Pamoja tswasonga mbele

I have an acute obsession with museums so I decided to visit another museum today. 

The idea of museums is a strange one. This is a definition I found when I looked up the word museum: a building in which objects of historical, scientific, artistic, or cultural interest are stored and exhibited. My acute obsession with museums began when I visited the East London museum while I was in prep school. We visited the museum regularly throughout primary school whenever our work related to an exhibition that was in the museum. I never questioned the concept nor the content of a museum. Who decides what is of interest and is worthy of being exhibited in a museum?
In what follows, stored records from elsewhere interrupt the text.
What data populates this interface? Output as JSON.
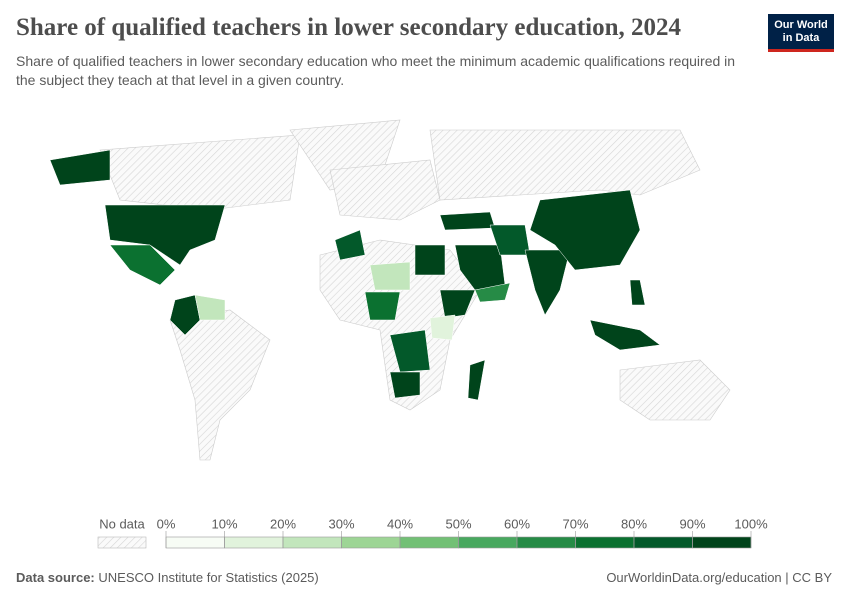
{
  "header": {
    "title": "Share of qualified teachers in lower secondary education, 2024",
    "subtitle": "Share of qualified teachers in lower secondary education who meet the minimum academic qualifications required in the subject they teach at that level in a given country.",
    "logo": [
      "Our World",
      "in Data"
    ]
  },
  "map": {
    "type": "choropleth",
    "values": [
      95,
      94,
      75,
      92,
      20,
      90,
      28,
      75,
      92,
      15,
      85,
      92,
      92,
      85,
      90,
      90,
      60,
      88,
      90,
      95,
      93,
      90
    ],
    "legend": {
      "no_data_label": "No data",
      "ticks": [
        {
          "value": 0,
          "label": "0%"
        },
        {
          "value": 10,
          "label": "10%"
        },
        {
          "value": 20,
          "label": "20%"
        },
        {
          "value": 30,
          "label": "30%"
        },
        {
          "value": 40,
          "label": "40%"
        },
        {
          "value": 50,
          "label": "50%"
        },
        {
          "value": 60,
          "label": "60%"
        },
        {
          "value": 70,
          "label": "70%"
        },
        {
          "value": 80,
          "label": "80%"
        },
        {
          "value": 90,
          "label": "90%"
        },
        {
          "value": 100,
          "label": "100%"
        }
      ],
      "colors": [
        "#f7fcf5",
        "#e1f3dc",
        "#c2e6bc",
        "#9dd595",
        "#72c075",
        "#48a85f",
        "#268b46",
        "#0b7130",
        "#03592a",
        "#00441b"
      ]
    }
  },
  "footer": {
    "source_label": "Data source:",
    "source": "UNESCO Institute for Statistics (2025)",
    "url": "OurWorldinData.org/education | CC BY"
  }
}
The Nairobi National Museum has a colonial character even though the work features the history of Kenya, the history of humankind, birds of East Africa and two exhibitions featuring the work of contemporary Kenyan artists. There's also a photo exhibition celebrating Kenya's 50 years of independence. While wandering around I wondered how often the museum is updated as some of the signs look as though they've been there since the birth of the museum.
Ahmed the elephant...The most famous elephant in Kenya who died at 55

Introducing Makhan Singh's story in Kenya's narrative

A random was in a random corner

Celebrating the use of gourds (calabashes) in ancient Kenya

Artwork at the entrance of the museum
 The rest of the day was spent in and about Nairobi. While driving to Parklands (an Indian area where black Kenyans come in and out for work because the area is exclusionary against them living in the area) I noticed the words Pamoja tswasonga mbele celebrating Kenya's 50 years of independence. My friend offered the translation "together moving forward" with a tinge of scepticism, "a nice sentiment" she said as though she doubts it has any bearing on the life experience of what it means being in Kenya. It seems ironic that the 50 year celebration would fall in the same year that "the son of the nation" is the president of Kenya as his father was 50 years ago. It's also the year that the cloud of the Hague hearings hanging above his head at  a time when Kenya is hoping to move on from the violent past that plagues the consciousness of the country. 

My day ended with a catch up dinner with a friend (at an Ethiopian restaurant where the lights went out twice while we were waiting for our meal) who is a journalist in Kenya after her studies in South Africa. She had many interesting stories to share about the anxieties of telling Africa's stories...a conversation for another day I think. The conversation began talking about her experience of being back in Kenya, my experience of Cape Town, our frustrations about the state of Africa with South Sudan, CAR, Egypt facing many conflicts. 

There are many stories that are yet to be told about Kenya and the continent as a whole. Stories that cannot be contained in a museum.